It’s the worst possible timing for many American families if the Federal Reserve lifts the Federal Funds Rate when it meets on December 13-14, 2016. With just days left before Christmas, Chanukah and the whole holiday season, a rate rise could put a dampener on the the festive spirit.
A recent survey commissioned by finder.com and conducted by global research provider pureprofile, found that 55 percent of Americans – or 136.30 million people – are planning to hit the property market in the near future. However, three in five prospective homeowners (60 percent) say they will hold off hitting the market if rates rise this month.
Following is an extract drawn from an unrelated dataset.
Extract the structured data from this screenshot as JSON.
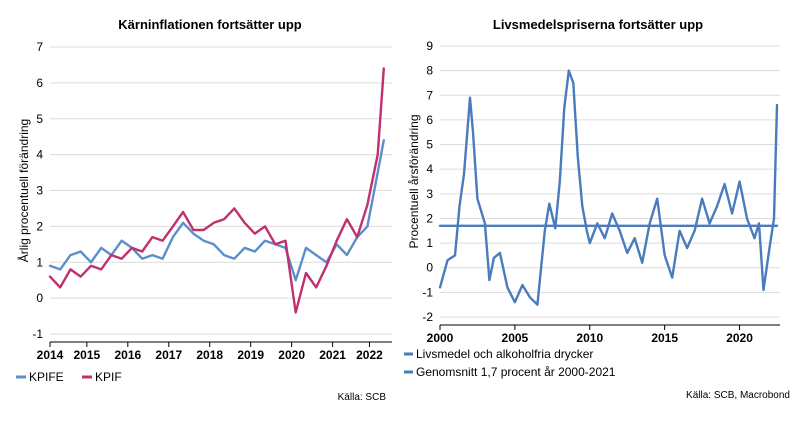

That’s a whopping 81.78 million Americans.
Rising rates and the US economy
- 55% or 136.30 million Americans plan to buy property in the near future
- 60% of which, or 81.78 million people, will hold off buying if interest rates rise in December 2016
- Those who still live at home with parents are more likely to prolong moving out and buying property if rates rise, compared to those currently renting or own a home
- Women are more scared of buying property if rates rise than men
- Those who earn more income are less deterred by rising rates
It’s widely predicted that the Federal Reserve will increase the Federal Funds Rate next month, with CME group currently forecasting a 100% chance of a 25 basis point rise. Other sources also reporting a likely hike, with the Wall Street Journal’s Economic Forecasting Survey found 54 of the 57 economists surveyed in October (95%) predicting a rate rise of 24 basis points.
The last time the Federal Funds Rate increased was in December 2015, which moved by 25 basis points.
Further findings below:
- Out of those who are planning to buy property in the near future, adults who still live at home with their parents are most likely to hold off buying if interest rates were to climb this December, with 68% saying they’d wait, compared to 57% of renters and 51% for those who already own a home.
- Females are more deterred than men to purchase property in the wake of a rate rise, with 61% saying they’d hold off as oppose to 57% for men.
- Baby Boomers are least likely to put off purchasing a property if the Federal Reserve were to lift interest rates, with 44% stating they would not hold off.
- While Baby Boomers are least likely to hesitate if rates are to rise, 32% of Baby Boomers don’t plan on buying a home at all, compared to 13% of Gen-X and 6% of Gen-Y.
- 58% of parents surveyed said that they’d press pause on purchasing a property if rates were to rise.
- Unsurprisingly, those who earn more money are less deterred by rising interest rates. 68% of Americans who earn up to $50,000 will hold off buying a home if rates rise, while 58% of those earning between $50,000 and $100,000 will postpone, and just 40% of those earning over $100,000 will put off buying a home.
- 55% of Americans surveyed are planning to buy a home in the near future
- 12% in the next 12 months
- 12% in the next 1-2 years
- 15% in the next 2-5 years
- 17% plan to in the future, but not sure when
- After the birth of a third child, parents responded that they became consecutively less inclined to purchase a home with each consecutive child they had.
- Although 39% of both men and women equally own their home, more men still live at home compared to their female counterparts (26% compared to 19%)
- Those living at home with family are most likely to be planning to buy a home in the next 12 months (16%), compared to those renting (15%) and those who already own property (6%).
“On the flip side however, opportunity will arise for those wanting to buy, as it looks like a rate rise will scare many home buyers away from the market.”
Mrs Hutchison warns current homeowners to practice caution when it comes to budgeting, as higher repayments could hit during the most expensive period of the year for many American households.
Tips to help you through a rate rise
- If you are already paying off a mortgage, consider transferring from variable repayments to fixed, that way you can lock in repayments at the current rate and avoid a potential hike. Talk to your bank and confirm that the fees involved outweigh the benefits of a transferral.
- During the holiday period, we generally see a steep spike in consumers taking out personal loans and making purchases on credit. Keep in mind that repayments on these types of loans can also be affected by a rate rise if you have a variable interest rate. Whilst assistance over the most expensive period of the year is welcomed for many households, ensure that you’re confident you can meet repayments if greeted with a rate hike.
- Come the New Year, if you’re struggling to meet repayments after a hike has hit and the holiday period has died down, consider a balance transfer credit card. A balance transfer card will allow you to combine your outstanding debt onto one card, and repay it at a lower rate for a certain period of time.
- Don’t rely on interest rates as the be all and end all for investing in property. Property values fluctuate, depending on a variety of factors. Engage with professionals; buyer agents, banks, real estate companies and brokers to widen your knowledge and increase your chances of property-success.